Postpartum Blues and Postpartum Depression
The mother should know the difference between postpartum depression and postpartum blues.
She also should know that:
– Depression is a disease like any other.
– It is not her fault and it does not mean she is a bad person.
It is a mild type of depression within 2 – 3 days after delivery and usually go away within 2 weeks.
The mother might be:
– Feeling emotional for no apparent reason.
– Unable to sleep or concentrate.
It is normal to have these symptoms after having a baby but they must be mild and do not stop the mother from having a normal life.
Mother can start having the symptoms 1 – 12 months after delivery.
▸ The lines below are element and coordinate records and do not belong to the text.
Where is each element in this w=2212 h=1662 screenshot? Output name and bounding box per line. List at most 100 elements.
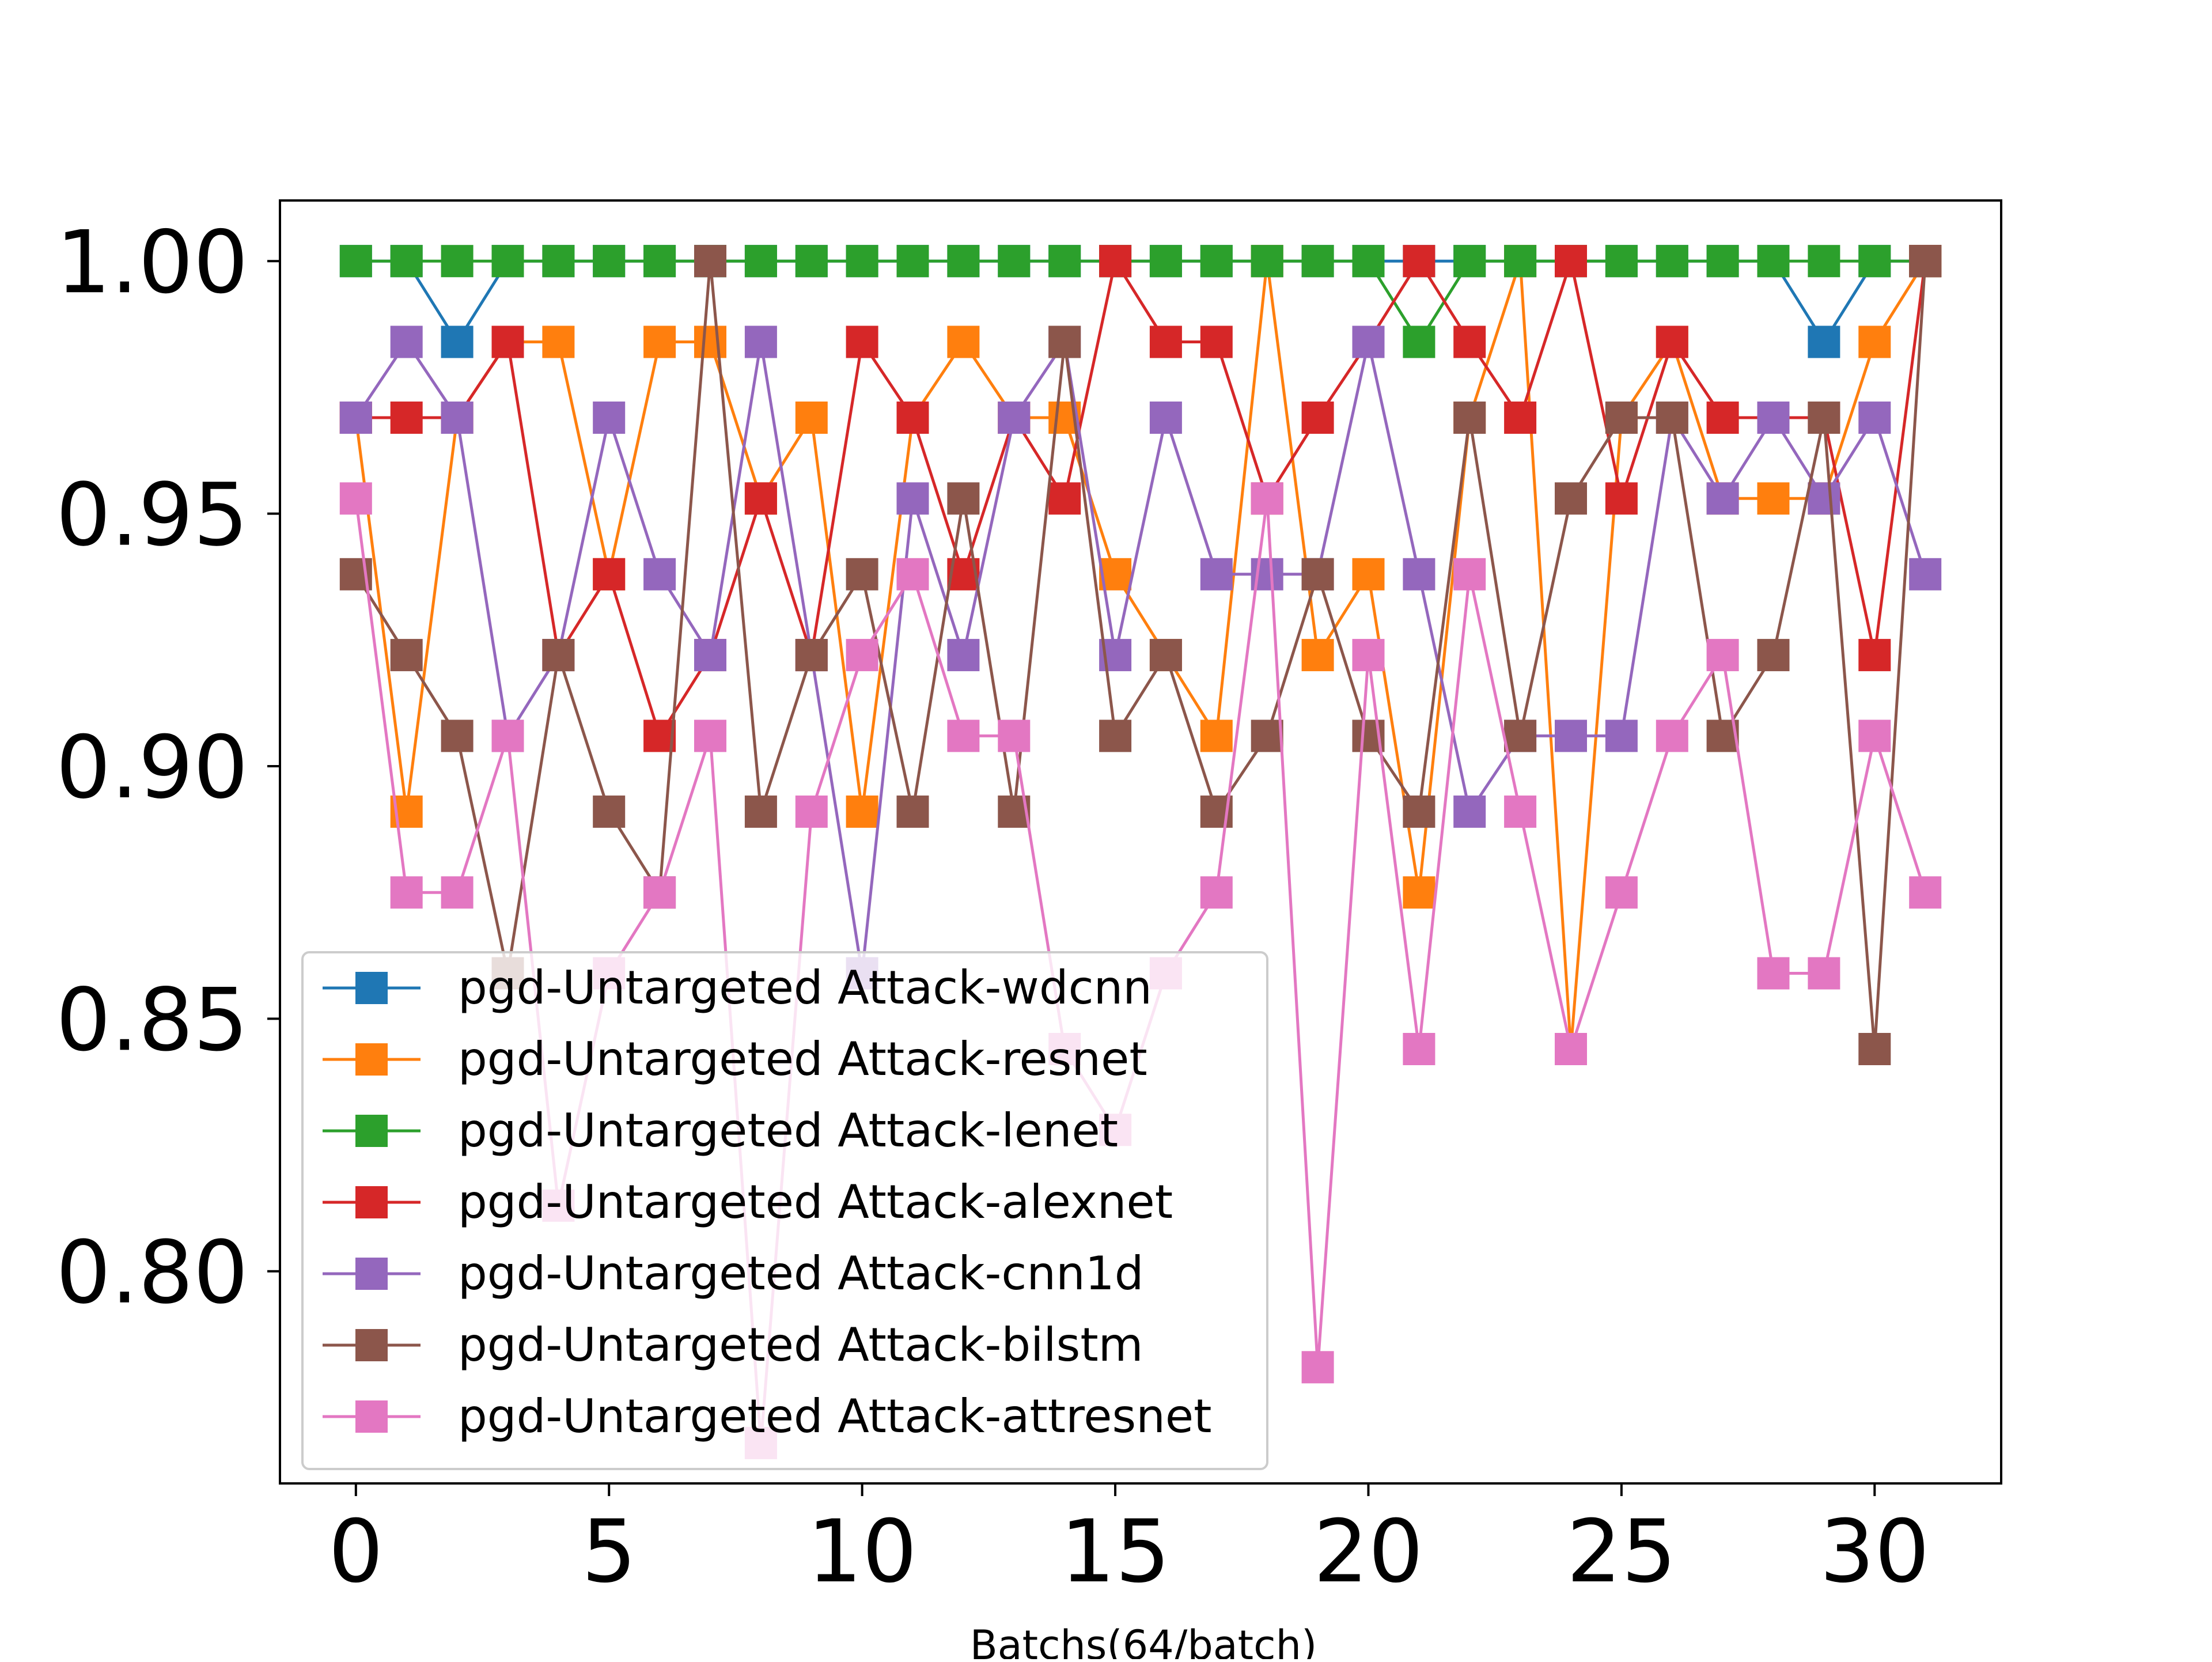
data-point	[441, 402, 474, 434]
data-point	[1149, 639, 1182, 672]
data-point	[896, 558, 929, 590]
legend-box	[301, 951, 1268, 1470]
x-axis-label: Batchs(64/batch)	[970, 1622, 1317, 1659]
data-point	[542, 325, 575, 358]
data-point	[1757, 482, 1790, 515]
data-point	[1403, 795, 1435, 828]
data-point	[1706, 639, 1739, 672]
data-point	[1453, 558, 1486, 590]
plot-frame	[279, 199, 2002, 1485]
data-point	[1757, 639, 1790, 672]
data-point	[1301, 639, 1334, 672]
x-tick-label: 5	[582, 1502, 637, 1602]
data-point	[1403, 1033, 1435, 1065]
data-point	[1858, 1033, 1891, 1065]
data-point	[390, 325, 423, 358]
data-point	[1099, 720, 1132, 752]
data-point	[593, 245, 626, 278]
data-point	[593, 795, 626, 828]
data-point	[1200, 245, 1233, 278]
data-point	[1504, 795, 1537, 828]
x-axis: 0 5 10 15 20 25 30	[328, 1483, 1930, 1602]
data-point	[1605, 482, 1638, 515]
data-point	[542, 639, 575, 672]
data-point	[1504, 720, 1537, 752]
data-point	[896, 402, 929, 434]
x-tick-label: 10	[807, 1502, 917, 1602]
data-point	[1200, 558, 1233, 590]
data-point	[1605, 245, 1638, 278]
data-point	[846, 639, 878, 672]
legend-label: pgd-Untargeted Attack-attresnet	[458, 1390, 1211, 1443]
legend-entry: pgd-Untargeted Attack-lenet	[323, 1104, 1118, 1157]
data-point	[1403, 876, 1435, 909]
data-point	[390, 876, 423, 909]
data-point	[1808, 325, 1840, 358]
x-tick-label: 30	[1820, 1502, 1930, 1602]
data-point	[947, 245, 980, 278]
data-point	[1757, 402, 1790, 434]
data-point	[1605, 402, 1638, 434]
data-point	[390, 402, 423, 434]
data-point	[998, 720, 1031, 752]
data-point	[1909, 876, 1942, 909]
data-point	[643, 325, 676, 358]
data-point	[1858, 720, 1891, 752]
data-point	[339, 245, 372, 278]
data-point	[1200, 876, 1233, 909]
data-point	[694, 325, 726, 358]
data-point	[1706, 482, 1739, 515]
data-point	[694, 720, 726, 752]
data-point	[795, 795, 828, 828]
data-point	[1200, 325, 1233, 358]
data-point	[1453, 245, 1486, 278]
data-point	[694, 245, 726, 278]
legend-marker	[355, 972, 388, 1004]
data-point	[1200, 720, 1233, 752]
data-point	[643, 876, 676, 909]
legend-marker	[355, 1115, 388, 1147]
data-point	[1099, 245, 1132, 278]
data-point	[1251, 720, 1283, 752]
legend-entry: pgd-Untargeted Attack-bilstm	[323, 1318, 1143, 1372]
data-point	[593, 558, 626, 590]
data-point	[1858, 245, 1891, 278]
data-point	[795, 245, 828, 278]
data-point	[491, 245, 524, 278]
data-point	[1403, 245, 1435, 278]
data-point	[998, 245, 1031, 278]
data-point	[491, 325, 524, 358]
data-point	[1048, 325, 1081, 358]
y-tick-label: 0.90	[56, 718, 248, 818]
data-point	[1352, 639, 1385, 672]
data-point	[1301, 245, 1334, 278]
data-point	[1453, 795, 1486, 828]
data-point	[1149, 325, 1182, 358]
data-point	[795, 402, 828, 434]
data-point	[1656, 720, 1688, 752]
legend-marker	[355, 1186, 388, 1218]
data-point	[390, 639, 423, 672]
data-point	[1453, 325, 1486, 358]
x-tick-label: 0	[328, 1502, 383, 1602]
legend-label: pgd-Untargeted Attack-alexnet	[458, 1175, 1173, 1229]
data-point	[947, 482, 980, 515]
data-point	[1858, 325, 1891, 358]
data-point	[1251, 245, 1283, 278]
data-point	[744, 795, 777, 828]
data-point	[1808, 245, 1840, 278]
y-tick-label: 0.80	[56, 1223, 248, 1323]
data-point	[896, 245, 929, 278]
data-point	[1301, 558, 1334, 590]
data-point	[1149, 402, 1182, 434]
data-point	[491, 720, 524, 752]
data-point	[846, 558, 878, 590]
data-point	[1757, 957, 1790, 990]
data-point	[1403, 325, 1435, 358]
legend-label: pgd-Untargeted Attack-bilstm	[458, 1318, 1143, 1372]
data-point	[1048, 482, 1081, 515]
legend-marker	[355, 1329, 388, 1361]
data-point	[1149, 245, 1182, 278]
data-point	[1909, 558, 1942, 590]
It can persist for months if left untreated.
Fathers also can experience postpartum depression specially if they are young or struggling financially.
Risk factors of postpartum depression:
– History of depression.
– History of postpartum depression.
– Family history of depression or other mental health problems.
– Problems in marriage.
– Stressful events in the previous year.
– Financial problems.
– Health problems with the newborn.
– Difficulty in breastfeeding.
– Having multiple newborns.
– Unplanned pregnancy.
Symptoms of postpartum depression:
– Loss of interest.
– Angry and anxious.
– Inability to concentrate or make decisions.
– Lack of energy that the mother cannot get out of bed for hours.
– Changes in appetite, weight and desire to have sex.
– Trouble sleeping, sleep too much or too little.
– Unable to bond with the baby and taking care of him/her.
– Less bond with family and friends.
– Feeling of failure as a mother, shame or guilt.
– Thoughts such as hurting the baby, death or suicide.
Postpartum depression treatment:
– Medications to relieve depression. Some medications must be avoided in case of breastfeeding.
– Talking to a therapist.
– Self help:
a. Talking to family and friends and what they can do to help.
b. Having some time doing things you enjoy.
c. Exercise and healthy diet.
d. Sleep as much as you can.
Postpartum depression risks if not treated:
For the child:
– Associated with increased risk of health problems such as asthma, colic, diabetes, diarrhea.
– Delays in language development.
– Sleeping problems.
– Emotional and behavioral problems.
– Cognitive impairment.
For the mother:
She can have chronic depressive disorder.
If you have history or family history of mental health, it is advised to consult a specialist when planning to have a baby and during pregnancy to monitor the symptoms closely.
Also, antidepressants can be prescribed to be used during pregnancy and immediately after delivery.